4.   Discussion and conclusion

On January 30, 2020, World Health Organization (WHO) has announced that COVID-19 is a Public Health Emergency of International Concern (PHEIC) ^[12]. At present, COVID-19 has been listed in the class B infectious diseases in China and managed according to class A ^[13]. The Chinese government has implemented a variety of strategies to curb the spread of SARS-CoV-2 and reduce the impact of the epidemic. Among them, reasonable prediction of medical service demand and evaluation of PCI are essential to fight against the epidemic, which can reduce the health and economic losses of the epidemic ^[14].

Based on the reported data, although some mathematical models ^[3,4,5] have been constructed to simulate the transmission capacity of the disease (such as the estimation of the basic reproduction number) and predict the epidemic scale (such as the total number of infections), the estimation and evaluation of PCIs have hardly been reported. In this study, based on the daily reported data of infected/diagnosed in Chongqing and Guizhou Provinces from January 10 to March 2, 2020, according to the characteristics of COVID-19 spread induced by the returnees before the closure of Wuhan, and taking January 25 as the demarcation point for the local government to take strong measures in response to the epidemic, we constructed dynamic model (2.1) and (2.2) before and after the closure and strong measures respectively. By introducing the parameters of the average daily contact number of the infected/confirmed patients and those who need close observation, we evaluated the effectiveness of the current PCIs in Chongqing and Guizhou. The results indicate that both provinces have carried out better control of the infected, but there are still differences in the intensity of control for people who need close observation. Especially in Chongqing, the estimated $k_{1}$ is significantly larger than that in Guizhou.

If the current PCIs remain unchanged, the time series of daily incidence in these two provinces are predicted by the models (Figure 3). Conversely, suppose that the government takes stronger measures, in particular, assuming that the infected/confirmed can be completely isolated, i.e., their daily average contact number is $0$, we obtained the qualitative assessment on the impact of daily average contact number of people who need close observation under different scenarios (Table 3, Figures 4 and 5). Especially, the influence of shutting down Wuhan is also evaluated by comparing Figure 3 with Figure 4.

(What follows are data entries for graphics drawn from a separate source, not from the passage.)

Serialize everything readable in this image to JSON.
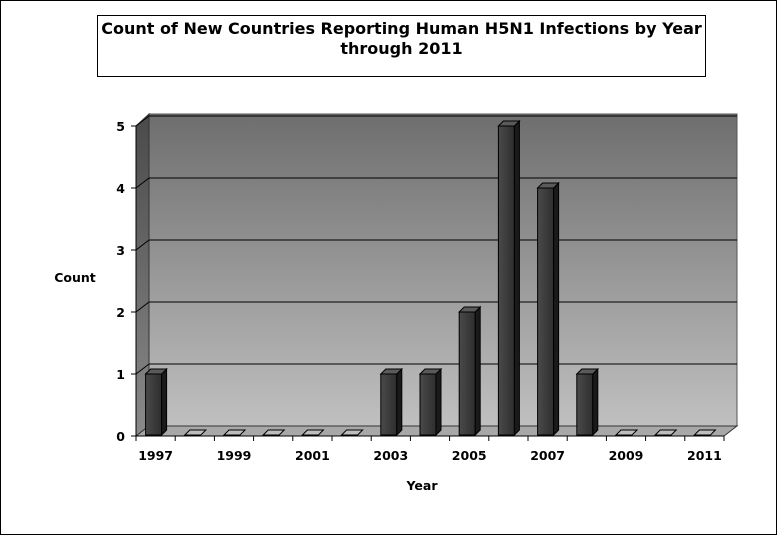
{
  "chart_data": {
    "type": "bar",
    "title_line1": "Count of New Countries Reporting Human H5N1 Infections by Year",
    "title_line2": "through 2011",
    "xlabel": "Year",
    "ylabel": "Count",
    "categories": [
      "1997",
      "1998",
      "1999",
      "2000",
      "2001",
      "2002",
      "2003",
      "2004",
      "2005",
      "2006",
      "2007",
      "2008",
      "2009",
      "2010",
      "2011"
    ],
    "x_tick_labels": [
      "1997",
      "1999",
      "2001",
      "2003",
      "2005",
      "2007",
      "2009",
      "2011"
    ],
    "values": [
      1,
      0,
      0,
      0,
      0,
      0,
      1,
      1,
      2,
      5,
      4,
      1,
      0,
      0,
      0
    ],
    "ylim": [
      0,
      5
    ],
    "y_ticks": [
      0,
      1,
      2,
      3,
      4,
      5
    ],
    "grid": true,
    "legend": "none",
    "colors": {
      "bar_front": "#3a3a3a",
      "bar_side": "#1a1a1a",
      "bar_top": "#5a5a5a",
      "wall_top": "#6e6e6e",
      "wall_bottom": "#c0c0c0",
      "side_wall": "#555555",
      "floor": "#a8a8a8"
    }
  }
}
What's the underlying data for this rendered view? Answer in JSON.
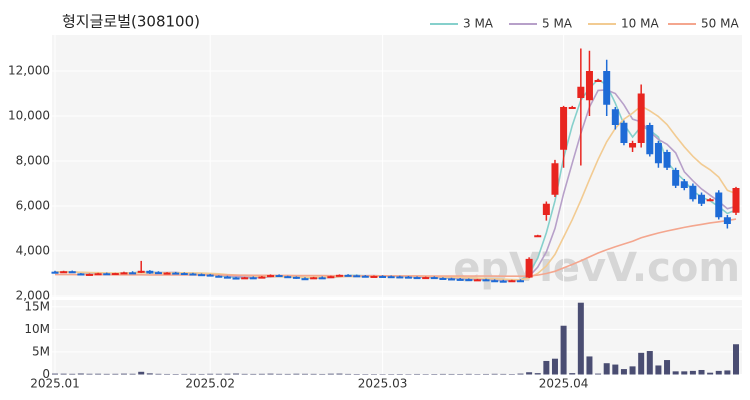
{
  "chart_data": {
    "type": "candlestick",
    "title": "형지글로벌(308100)",
    "watermark": "epVievV.com",
    "categories": [
      "2025.01",
      null,
      null,
      null,
      null,
      null,
      null,
      null,
      null,
      null,
      null,
      null,
      null,
      null,
      null,
      null,
      null,
      null,
      "2025.02",
      null,
      null,
      null,
      null,
      null,
      null,
      null,
      null,
      null,
      null,
      null,
      null,
      null,
      null,
      null,
      null,
      null,
      null,
      null,
      "2025.03",
      null,
      null,
      null,
      null,
      null,
      null,
      null,
      null,
      null,
      null,
      null,
      null,
      null,
      null,
      null,
      null,
      null,
      null,
      null,
      null,
      "2025.04",
      null,
      null,
      null,
      null,
      null,
      null,
      null,
      null,
      null,
      null,
      null,
      null,
      null,
      null,
      null,
      null,
      null,
      null,
      null,
      null
    ],
    "open": [
      3080,
      3050,
      3100,
      3000,
      2950,
      2980,
      3010,
      2990,
      3020,
      3050,
      3030,
      3120,
      3060,
      3030,
      3040,
      3020,
      3000,
      2970,
      2950,
      2900,
      2860,
      2820,
      2780,
      2830,
      2820,
      2860,
      2930,
      2880,
      2850,
      2790,
      2770,
      2830,
      2810,
      2880,
      2940,
      2920,
      2900,
      2880,
      2890,
      2880,
      2870,
      2860,
      2840,
      2820,
      2840,
      2800,
      2780,
      2760,
      2750,
      2720,
      2740,
      2700,
      2680,
      2660,
      2700,
      2820,
      4700,
      5600,
      6500,
      8500,
      10400,
      10800,
      10700,
      11600,
      12000,
      10300,
      9700,
      8600,
      8800,
      9600,
      8800,
      8400,
      7600,
      7100,
      6900,
      6500,
      6300,
      6600,
      5500,
      5700
    ],
    "high": [
      3120,
      3120,
      3130,
      3020,
      3000,
      3030,
      3040,
      3030,
      3080,
      3100,
      3560,
      3150,
      3100,
      3060,
      3070,
      3050,
      3030,
      3000,
      2980,
      2920,
      2900,
      2850,
      2850,
      2870,
      2890,
      2960,
      2960,
      2900,
      2870,
      2830,
      2850,
      2870,
      2900,
      2960,
      2970,
      2950,
      2930,
      2910,
      2920,
      2910,
      2900,
      2890,
      2870,
      2860,
      2870,
      2830,
      2810,
      2800,
      2780,
      2760,
      2770,
      2740,
      2720,
      2720,
      2740,
      3720,
      4720,
      6200,
      8050,
      10450,
      10450,
      13000,
      12900,
      11650,
      12500,
      10400,
      9800,
      8900,
      11400,
      9700,
      8900,
      8500,
      7700,
      7200,
      7000,
      6600,
      6350,
      6700,
      5600,
      6850
    ],
    "low": [
      3040,
      3030,
      3060,
      2920,
      2930,
      2960,
      2980,
      2970,
      3000,
      3010,
      3020,
      2980,
      3010,
      3000,
      3010,
      2990,
      2950,
      2930,
      2880,
      2840,
      2800,
      2740,
      2760,
      2800,
      2800,
      2840,
      2850,
      2820,
      2760,
      2740,
      2760,
      2800,
      2800,
      2870,
      2900,
      2880,
      2870,
      2860,
      2860,
      2850,
      2840,
      2830,
      2800,
      2790,
      2790,
      2760,
      2740,
      2730,
      2700,
      2690,
      2690,
      2660,
      2640,
      2640,
      2650,
      2800,
      4650,
      5350,
      6400,
      7700,
      10350,
      7800,
      10000,
      11550,
      10000,
      9400,
      8700,
      8400,
      8600,
      8200,
      7700,
      7600,
      6800,
      6700,
      6200,
      6000,
      6250,
      5400,
      5000,
      5600
    ],
    "close": [
      3060,
      3100,
      3070,
      2950,
      2980,
      3010,
      2990,
      3020,
      3050,
      3030,
      3120,
      3000,
      3030,
      3040,
      3020,
      3000,
      2970,
      2950,
      2900,
      2860,
      2820,
      2780,
      2830,
      2820,
      2860,
      2930,
      2880,
      2850,
      2790,
      2770,
      2830,
      2810,
      2880,
      2940,
      2920,
      2900,
      2880,
      2890,
      2880,
      2870,
      2860,
      2840,
      2820,
      2840,
      2800,
      2780,
      2760,
      2750,
      2720,
      2740,
      2700,
      2680,
      2660,
      2700,
      2680,
      3650,
      4700,
      6100,
      7900,
      10400,
      10400,
      11300,
      12000,
      11600,
      10500,
      9600,
      8800,
      8800,
      11000,
      8300,
      7900,
      7700,
      6900,
      6800,
      6300,
      6100,
      6300,
      5500,
      5200,
      6800
    ],
    "up_color": "#e8251f",
    "down_color": "#1e6bd6",
    "ylim": [
      2000,
      13600
    ],
    "yticks": [
      {
        "value": 2000,
        "label": "2,000"
      },
      {
        "value": 4000,
        "label": "4,000"
      },
      {
        "value": 6000,
        "label": "6,000"
      },
      {
        "value": 8000,
        "label": "8,000"
      },
      {
        "value": 10000,
        "label": "10,000"
      },
      {
        "value": 12000,
        "label": "12,000"
      }
    ],
    "series": [
      {
        "name": "3 MA",
        "color": "#86d0cc",
        "values": [
          3070,
          3080,
          3077,
          3040,
          3000,
          2980,
          2993,
          3007,
          3020,
          3033,
          3067,
          3050,
          3050,
          3023,
          3030,
          3020,
          2997,
          2973,
          2940,
          2903,
          2860,
          2820,
          2810,
          2810,
          2837,
          2870,
          2890,
          2887,
          2840,
          2803,
          2797,
          2803,
          2840,
          2877,
          2913,
          2920,
          2900,
          2890,
          2883,
          2880,
          2870,
          2857,
          2840,
          2833,
          2820,
          2807,
          2780,
          2763,
          2743,
          2737,
          2720,
          2707,
          2680,
          2680,
          2680,
          3010,
          3680,
          4817,
          6233,
          8133,
          9567,
          10700,
          11233,
          11633,
          11367,
          10567,
          9633,
          9067,
          9533,
          9367,
          9067,
          7967,
          7500,
          7133,
          6667,
          6400,
          6233,
          5967,
          5667,
          5833
        ]
      },
      {
        "name": "5 MA",
        "color": "#b7a0c9",
        "values": [
          3060,
          3070,
          3070,
          3050,
          3030,
          3020,
          3000,
          2990,
          3010,
          3020,
          3040,
          3044,
          3046,
          3044,
          3048,
          3018,
          3012,
          2996,
          2968,
          2936,
          2900,
          2862,
          2838,
          2822,
          2822,
          2844,
          2862,
          2866,
          2866,
          2844,
          2824,
          2816,
          2816,
          2844,
          2876,
          2890,
          2904,
          2906,
          2894,
          2882,
          2876,
          2868,
          2852,
          2846,
          2832,
          2816,
          2800,
          2786,
          2762,
          2750,
          2734,
          2718,
          2700,
          2696,
          2684,
          2874,
          3278,
          3966,
          5006,
          6550,
          7900,
          9220,
          10400,
          11140,
          11160,
          11000,
          10500,
          9860,
          9740,
          9300,
          8960,
          8740,
          8360,
          7520,
          7120,
          6760,
          6480,
          6200,
          5880,
          5980
        ]
      },
      {
        "name": "10 MA",
        "color": "#f2cb92",
        "values": [
          3070,
          3070,
          3065,
          3055,
          3045,
          3035,
          3025,
          3020,
          3015,
          3026,
          3033,
          3023,
          3018,
          3027,
          3031,
          3030,
          3026,
          3019,
          3004,
          2985,
          2955,
          2933,
          2913,
          2891,
          2875,
          2868,
          2859,
          2849,
          2838,
          2833,
          2833,
          2836,
          2841,
          2857,
          2866,
          2863,
          2863,
          2867,
          2876,
          2885,
          2890,
          2891,
          2885,
          2875,
          2863,
          2851,
          2840,
          2827,
          2811,
          2796,
          2780,
          2764,
          2748,
          2734,
          2722,
          2804,
          2998,
          3333,
          3851,
          4617,
          5387,
          6249,
          7183,
          8073,
          8855,
          9450,
          9860,
          10130,
          10440,
          10230,
          9980,
          9620,
          9110,
          8630,
          8210,
          7860,
          7610,
          7280,
          6700,
          6550
        ]
      },
      {
        "name": "50 MA",
        "color": "#f4a68e",
        "values": [
          2950,
          2950,
          2949,
          2948,
          2947,
          2946,
          2945,
          2944,
          2943,
          2942,
          2941,
          2940,
          2939,
          2938,
          2937,
          2936,
          2935,
          2934,
          2932,
          2930,
          2928,
          2926,
          2924,
          2922,
          2920,
          2918,
          2916,
          2914,
          2912,
          2910,
          2908,
          2906,
          2904,
          2902,
          2900,
          2899,
          2898,
          2897,
          2896,
          2895,
          2894,
          2893,
          2892,
          2891,
          2890,
          2889,
          2888,
          2887,
          2886,
          2885,
          2884,
          2883,
          2882,
          2881,
          2880,
          2890,
          2930,
          3000,
          3100,
          3250,
          3400,
          3560,
          3740,
          3910,
          4060,
          4190,
          4310,
          4430,
          4590,
          4700,
          4800,
          4890,
          4970,
          5050,
          5120,
          5180,
          5250,
          5300,
          5350,
          5420
        ]
      }
    ],
    "volume": {
      "color": "#4a4d72",
      "values": [
        200000,
        180000,
        150000,
        220000,
        160000,
        170000,
        140000,
        150000,
        190000,
        160000,
        600000,
        250000,
        150000,
        120000,
        110000,
        130000,
        140000,
        120000,
        160000,
        150000,
        170000,
        210000,
        140000,
        130000,
        150000,
        190000,
        140000,
        130000,
        170000,
        150000,
        140000,
        120000,
        180000,
        200000,
        130000,
        110000,
        100000,
        100000,
        90000,
        100000,
        110000,
        90000,
        120000,
        100000,
        110000,
        130000,
        120000,
        110000,
        140000,
        100000,
        120000,
        150000,
        130000,
        110000,
        200000,
        500000,
        300000,
        3000000,
        3500000,
        10800000,
        300000,
        15900000,
        4000000,
        200000,
        2500000,
        2200000,
        1200000,
        1800000,
        4800000,
        5200000,
        2000000,
        3200000,
        700000,
        700000,
        800000,
        1000000,
        400000,
        800000,
        900000,
        6700000
      ],
      "ylim": [
        0,
        16500000
      ],
      "yticks": [
        0,
        {
          "value": 5000000,
          "label": "5M"
        },
        {
          "value": 10000000,
          "label": "10M"
        },
        {
          "value": 15000000,
          "label": "15M"
        }
      ]
    },
    "grid": true
  }
}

In conclusion, according to the simulation results of the model, we can draw the following conclusions and suggestions:

(1) For Chongqing and Guizhou Provinces, under current PCIs, although COVID-19 can be controlled, the elimination time is very long (about five months after January 9).

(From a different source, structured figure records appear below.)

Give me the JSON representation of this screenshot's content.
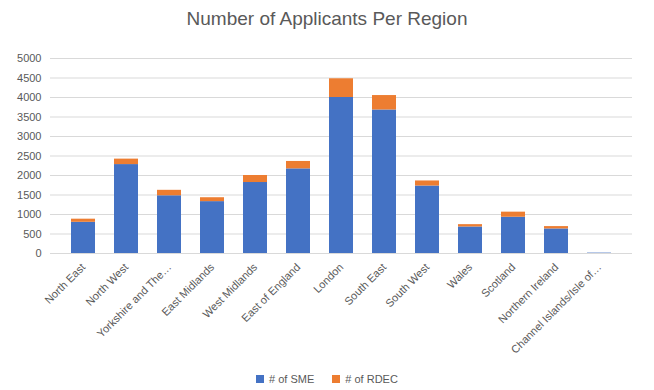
{
  "chart_data": {
    "type": "bar",
    "title": "Number of Applicants Per Region",
    "categories": [
      "North East",
      "North West",
      "Yorkshire and The…",
      "East Midlands",
      "West Midlands",
      "East of England",
      "London",
      "South East",
      "South West",
      "Wales",
      "Scotland",
      "Northern Ireland",
      "Channel Islands/Isle of…"
    ],
    "series": [
      {
        "name": "# of SME",
        "color": "#4472c4",
        "values": [
          800,
          2280,
          1480,
          1330,
          1820,
          2170,
          4000,
          3680,
          1730,
          680,
          930,
          630,
          10
        ]
      },
      {
        "name": "# of RDEC",
        "color": "#ed7d31",
        "values": [
          80,
          140,
          140,
          100,
          180,
          190,
          480,
          370,
          130,
          60,
          130,
          60,
          0
        ]
      }
    ],
    "stacked": true,
    "ylim": [
      0,
      5000
    ],
    "yticks": [
      0,
      500,
      1000,
      1500,
      2000,
      2500,
      3000,
      3500,
      4000,
      4500,
      5000
    ],
    "grid": true,
    "legend": "bottom"
  }
}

(2) In order to ensure the safety of resumption of work and school, the governments of these two provinces should take more strict PCIs, especially to those who need close observation. In other words, although the COVID-19 has passed the early stage of the epidemic, containment strategy is still necessary.

(3) From the national level, quarantining the city of Wuhan is an important and effective containment strategy to reduce the epidemic in other provinces.

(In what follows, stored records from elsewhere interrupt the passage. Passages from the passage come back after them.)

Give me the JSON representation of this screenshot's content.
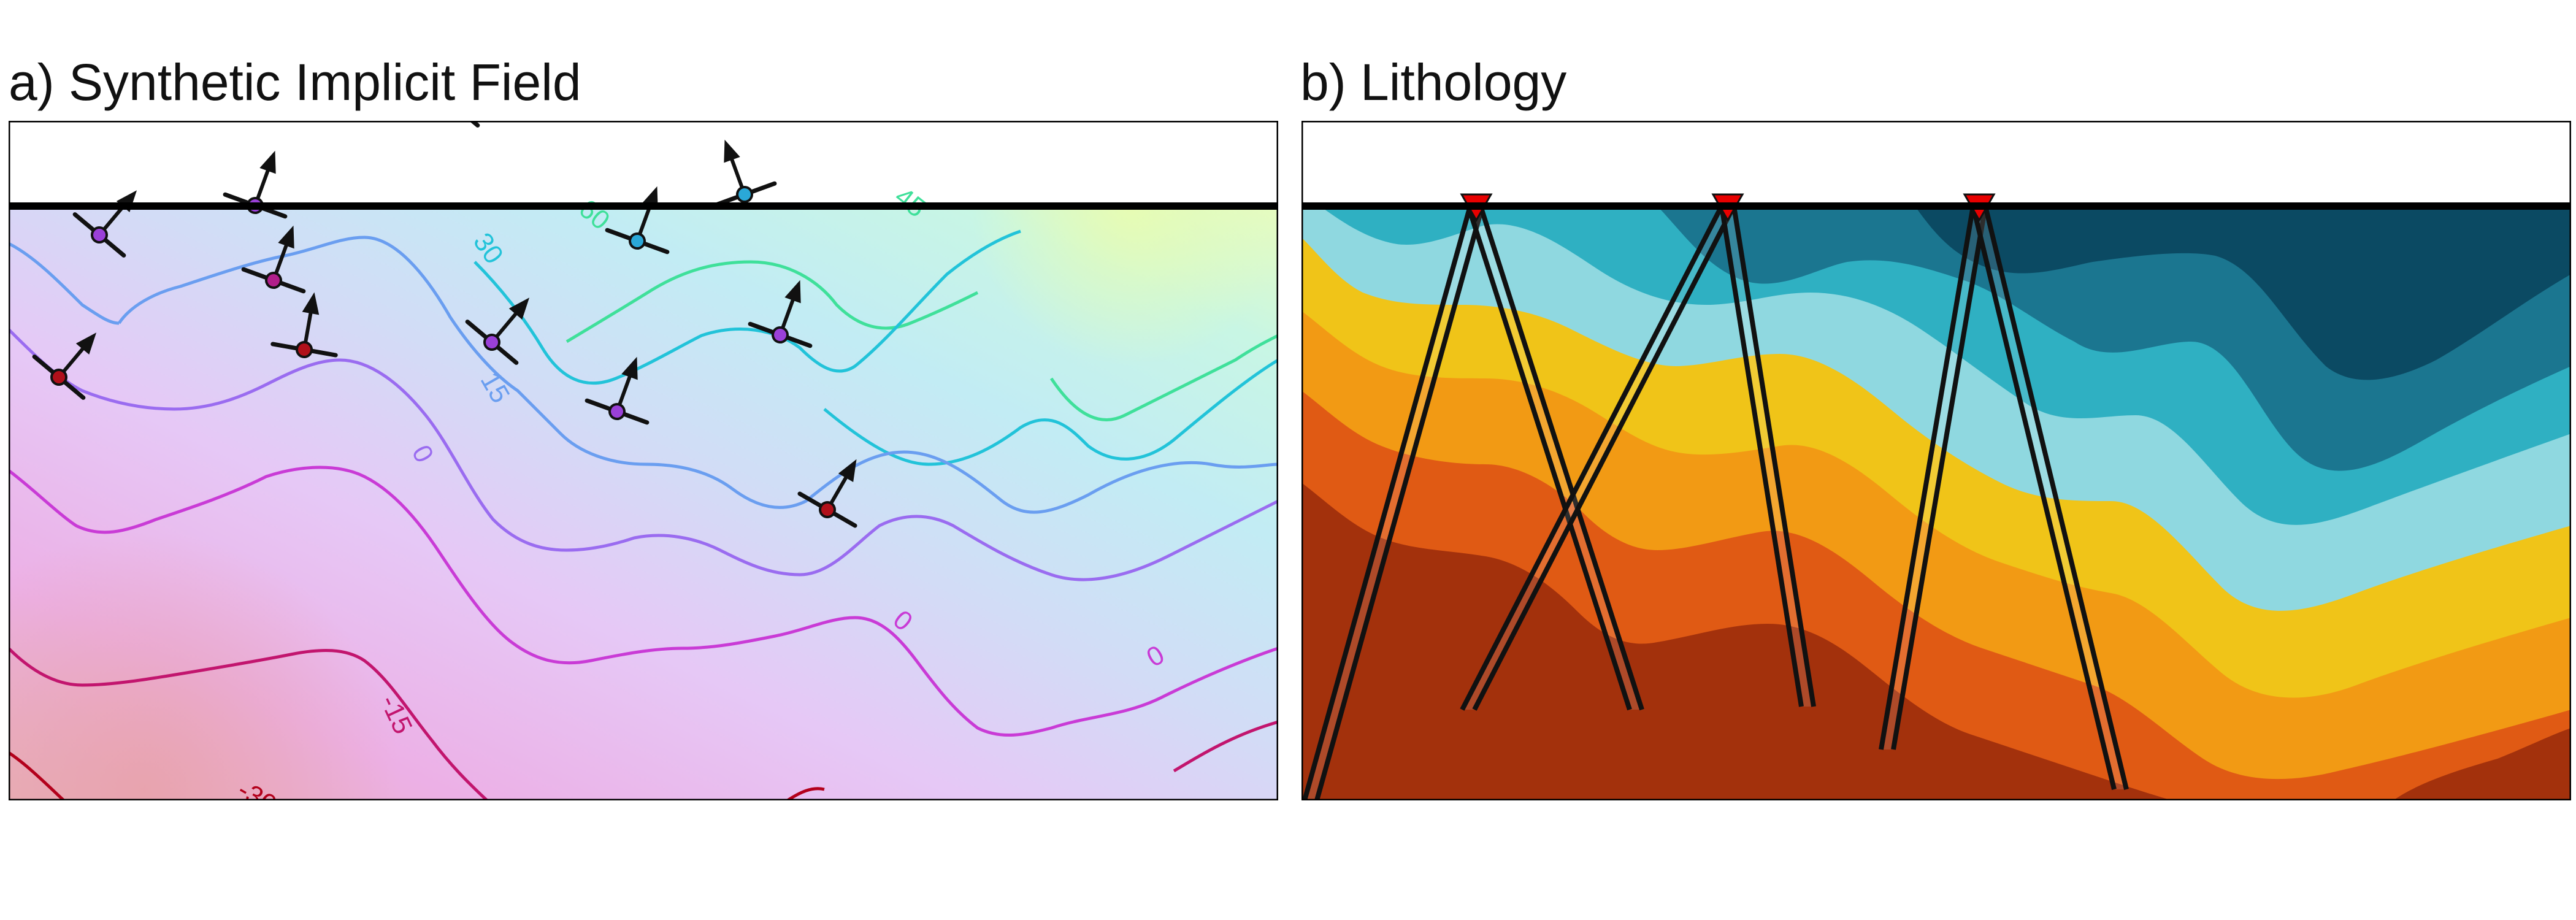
{
  "panels": {
    "a": {
      "title": "a) Synthetic Implicit Field",
      "contour_labels": [
        "-30",
        "-15",
        "0",
        "0",
        "15",
        "30",
        "45",
        "60",
        "60"
      ]
    },
    "b": {
      "title": "b) Lithology"
    }
  },
  "chart_data": [
    {
      "type": "contour",
      "title": "a) Synthetic Implicit Field",
      "colormap": [
        "#b3001b",
        "#c81d7a",
        "#c93bd6",
        "#9a6cf0",
        "#6a9ef0",
        "#22c3d9",
        "#3fe09a",
        "#c8f55a"
      ],
      "levels": [
        -30,
        -15,
        0,
        15,
        30,
        45,
        60
      ],
      "level_colors": {
        "-30": "#b3001b",
        "-15": "#c2156e",
        "0": "#c93bd6",
        "15": "#9a6cf0",
        "30": "#6a9ef0",
        "45": "#22c3d9",
        "60": "#3fe09a"
      },
      "observations": [
        {
          "value_color": "#2aa8d8",
          "gradient": "up"
        },
        {
          "value_color": "#2aa8d8",
          "gradient": "up"
        },
        {
          "value_color": "#2ad0a8",
          "gradient": "up-right"
        },
        {
          "value_color": "#6aa8f0",
          "gradient": "up-right"
        },
        {
          "value_color": "#2aa8d8",
          "gradient": "up-right"
        },
        {
          "value_color": "#a8f040",
          "gradient": "up"
        },
        {
          "value_color": "#a8f040",
          "gradient": "up"
        },
        {
          "value_color": "#2aa8d8",
          "gradient": "up"
        },
        {
          "value_color": "#2aa8d8",
          "gradient": "up"
        },
        {
          "value_color": "#9a40d8",
          "gradient": "up-right"
        },
        {
          "value_color": "#9a40d8",
          "gradient": "up"
        },
        {
          "value_color": "#b01e8a",
          "gradient": "up"
        },
        {
          "value_color": "#b0101a",
          "gradient": "up"
        },
        {
          "value_color": "#b0101a",
          "gradient": "up-right"
        },
        {
          "value_color": "#9a40d8",
          "gradient": "up-right"
        },
        {
          "value_color": "#9a40d8",
          "gradient": "up"
        },
        {
          "value_color": "#9a40d8",
          "gradient": "up"
        },
        {
          "value_color": "#b0101a",
          "gradient": "up-right"
        }
      ]
    },
    {
      "type": "heatmap",
      "title": "b) Lithology",
      "layer_colors": [
        "#0b4a63",
        "#1b7690",
        "#2fb0c2",
        "#8fd8e0",
        "#f0c418",
        "#f29a14",
        "#e05a14",
        "#a3310c"
      ],
      "faults": 5,
      "fault_markers": 3,
      "marker_color": "#e80000"
    }
  ]
}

Though the proposed dynamic models can provide qualitative assessment of the different PCIs scenarios, the present study still had certain limitations. For example, because not all people in $C$ and $W$ classes are infected, more details are worth considering in the dynamic models, such as the contact between $C$ and $I$, whether the infected person is hospitalized, and so on. Furthermore, note that the case data is relatively small in Guizhou province. What is the effect of any demographic stochasticity? These will be left to us for future works.

Acknowledgments

The authors are very grateful to the anonymous referees for their valuable comments and suggestions. We are also grateful for the valuable discussion with Wanxi Wang from Health Committees of Guizhou Province. This research is supported by the National Natural Science Fund of P. R. China (No. 11771448).

Conflict of interest

The authors declare that they have no competing interests.